En 1993, tu l'avais tué à nouveau. Après l'avoir usé à Matignon jusqu'à la trame.
En 93, la morale avait disparu des écrans radars de toute façon, tout était possible et permis :
Et pourtant... 20 ans après, c'est toujours de morale dont nous avons tragiquement besoin en politique :
De morale publique. Pour la transparence et contre les mensonges d’Etat. Les tiens François Mitterrand.
De morale civique. Pour ramener vers la vie politique le bataillon immense des abstentionnistes. Ceux que tu as déjà éloignés de nous à l’époque, François par les promesses non tenues et que tu as jetté dans les bras du Front National.
De morale laïque. Celle d’Alain Savary que tu as su si bien flinguer deux fois (A Epinay, puis en 83 face à la fronde des anti-laïquesen le lanchant en rase campagne).
De morale politique. Celle de Pierre Mendès France. Car « dire ce qu’on fait et faire ce qu’on dit » reste le mantra absolu d’une gauche qui assume dignement l’exercice des responsabilités.
Où que tu sois François aujourd’hui, je continue à t’en vouloir.
Et 20 ans après, je garde la mémoire de cette triste époque que certains aujourd’hui voudraient transformer en temps glorieux, en « horizon indépassable », dans un magnifique élan de réécriture pompière de notre histoire présidentielle.
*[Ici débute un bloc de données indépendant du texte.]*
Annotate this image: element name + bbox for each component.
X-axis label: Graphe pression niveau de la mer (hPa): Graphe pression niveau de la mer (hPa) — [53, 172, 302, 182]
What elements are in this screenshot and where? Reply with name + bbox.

L'Hyper présidence Mitterrandienne a donc aujourd'hui droit à son Hyper réécriture.
Je t’en veux toujours beaucoup de nous avoir fait tant de mal. D’avoir égaré la gauche. D’avoir tué l’idée de morale en politique.
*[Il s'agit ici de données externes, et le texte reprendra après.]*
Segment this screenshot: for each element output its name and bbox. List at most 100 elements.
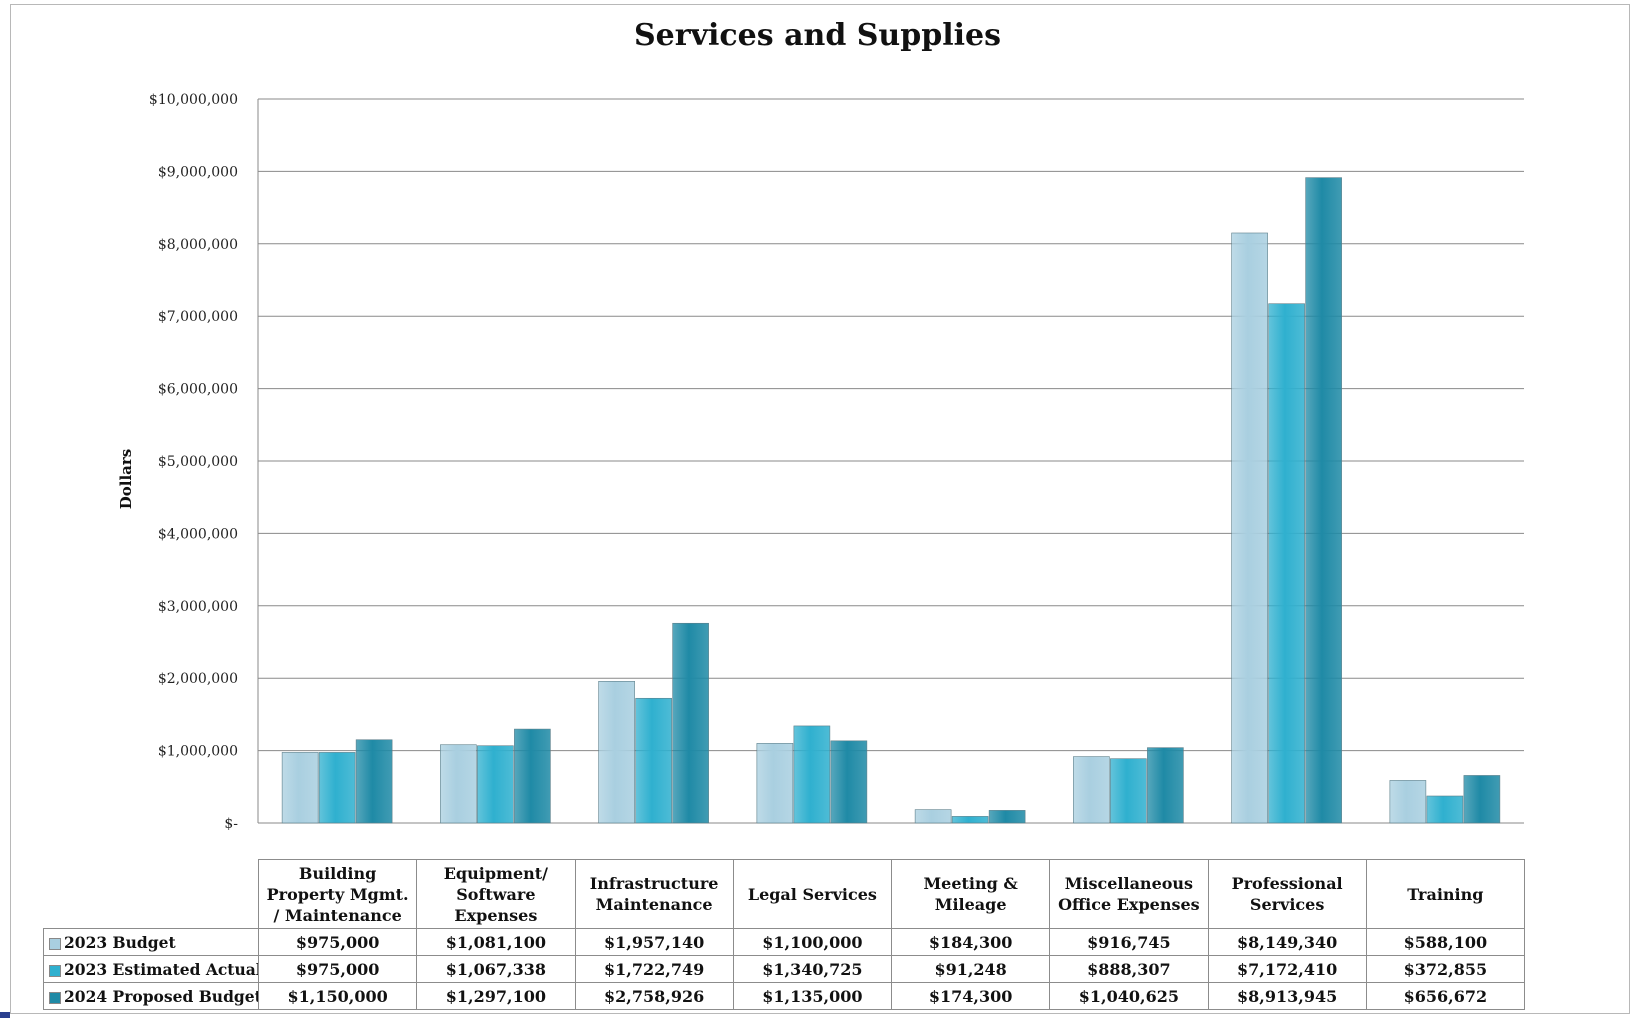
y-tick-labels: $- $1,000,000 $2,000,000 $3,000,000 $4,000,0… [149,92,238,832]
table-row: 2023 Estimated Actuals $975,000 $1,067,338… [43,955,1526,983]
category-header-row: Building Property Mgmt. / Maintenance Equip… [43,859,1526,929]
bar-3-0 [756,743,794,824]
legend-entry: 2023 Budget [43,928,259,956]
category-label-line: Miscellaneous [1064,874,1194,893]
category-label-line: Property Mgmt. [266,884,409,904]
bar-5-0 [1073,756,1110,824]
bar-4-1 [951,816,989,824]
data-label: $1,722,749 [574,955,734,983]
y-tick-label: $- [224,816,238,832]
y-tick-label: $2,000,000 [158,671,238,687]
category-label-line: Software [456,884,536,904]
data-label: $1,297,100 [416,982,576,1010]
category-label-line: Legal Services [747,884,877,904]
y-tick-label: $4,000,000 [158,526,238,542]
y-tick-label: $6,000,000 [158,382,238,398]
category-label-line: Maintenance [595,895,713,914]
data-label: $1,957,140 [574,928,734,956]
data-label: $7,172,410 [1207,955,1367,983]
bar-2-0 [598,681,635,824]
data-label: $916,745 [1049,928,1209,956]
category-label-line: Mileage [934,895,1007,914]
bar-1-1 [477,745,514,824]
data-label: $1,340,725 [732,955,893,983]
data-label: $656,672 [1365,982,1526,1010]
data-label: $975,000 [257,928,418,956]
y-tick-label: $5,000,000 [158,454,238,470]
bar-2-2 [672,622,709,824]
data-label: $2,758,926 [574,982,734,1010]
data-label: $8,149,340 [1207,928,1367,956]
bar-4-2 [988,810,1026,824]
data-label: $174,300 [890,982,1051,1010]
data-table: Building Property Mgmt. / Maintenance Equip… [43,859,1526,1010]
table-row: 2024 Proposed Budget $1,150,000 $1,297,100… [43,982,1526,1010]
data-label: $975,000 [257,955,418,983]
bars [281,177,1501,824]
data-label: $1,150,000 [257,982,418,1010]
chart-title: Services and Supplies [634,18,1001,53]
y-tick-label: $10,000,000 [149,92,238,108]
legend-swatch [49,964,61,977]
data-label: $1,040,625 [1049,982,1209,1010]
category-label: Building Property Mgmt. / Maintenance [257,859,418,929]
y-tick-label: $8,000,000 [158,237,238,253]
bar-7-1 [1426,795,1464,824]
bar-5-1 [1110,758,1147,824]
bar-0-2 [355,739,393,824]
bar-1-2 [514,728,551,824]
bar-4-0 [914,809,952,824]
category-label: Infrastructure Maintenance [574,859,734,929]
bar-1-0 [440,744,477,824]
legend-entry: 2023 Estimated Actuals [43,955,259,983]
category-label-line: Services [1249,895,1325,914]
bar-3-2 [830,740,868,824]
page-accent [0,1012,10,1018]
data-label: $888,307 [1049,955,1209,983]
bar-0-1 [318,752,356,824]
category-label: Miscellaneous Office Expenses [1049,859,1209,929]
data-label: $91,248 [890,955,1051,983]
data-label: $184,300 [890,928,1051,956]
category-label-line: Infrastructure [589,874,719,893]
data-label: $8,913,945 [1207,982,1367,1010]
bar-6-1 [1268,303,1305,824]
category-label: Training [1365,859,1526,929]
legend-label: 2023 Budget [64,932,176,952]
legend-swatch [49,991,61,1004]
category-label-line: Meeting & [923,874,1018,893]
category-label-line: Training [1407,884,1484,904]
bar-2-1 [635,697,672,824]
legend-label: 2023 Estimated Actuals [64,959,259,979]
y-tick-label: $9,000,000 [158,164,238,180]
bar-7-2 [1463,775,1501,824]
legend-label: 2024 Proposed Budget [64,986,259,1006]
category-label-line: Expenses [454,905,538,925]
y-tick-label: $7,000,000 [158,309,238,325]
category-label: Professional Services [1207,859,1367,929]
category-label-line: Equipment/ [443,863,548,883]
category-label-line: Professional [1231,874,1343,893]
legend-swatch [49,937,61,950]
category-label: Equipment/Software Expenses [416,859,576,929]
y-tick-label: $1,000,000 [158,744,238,760]
bar-0-0 [281,752,319,824]
data-label: $1,100,000 [732,928,893,956]
category-label: Legal Services [732,859,893,929]
table-row: 2023 Budget $975,000 $1,081,100 $1,957,140 $… [43,928,1526,956]
bar-6-2 [1305,177,1342,824]
table-corner [43,859,259,929]
category-label-line: Office Expenses [1058,895,1200,914]
data-label: $588,100 [1365,928,1526,956]
category-label: Meeting & Mileage [890,859,1051,929]
legend-entry: 2024 Proposed Budget [43,982,259,1010]
chart-frame [10,4,1630,1014]
y-tick-label: $3,000,000 [158,599,238,615]
data-label: $1,067,338 [416,955,576,983]
bar-5-2 [1147,747,1184,824]
data-label: $1,081,100 [416,928,576,956]
data-label: $1,135,000 [732,982,893,1010]
bar-7-0 [1389,780,1427,824]
category-label-line: / Maintenance [273,905,402,925]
Je suis de cette génération qui n'a pas besoin de nouvelle Idole à adorer. Je suis de cette génération qui a su tuer le père.
Et si je m’appelle Boris, à cause de Boris Vian, et si j’ai la rage quand je vois les cérémonies actuelles de célébration. Si je ressens de la colère face à la réécriture de ton Histoire, qui est aussi la nôtre. Je m’abstiendrais pourtant d’aller cracher sur ta tombe.
Mais qu’on ne me demande pas d’aller y déposer des roses.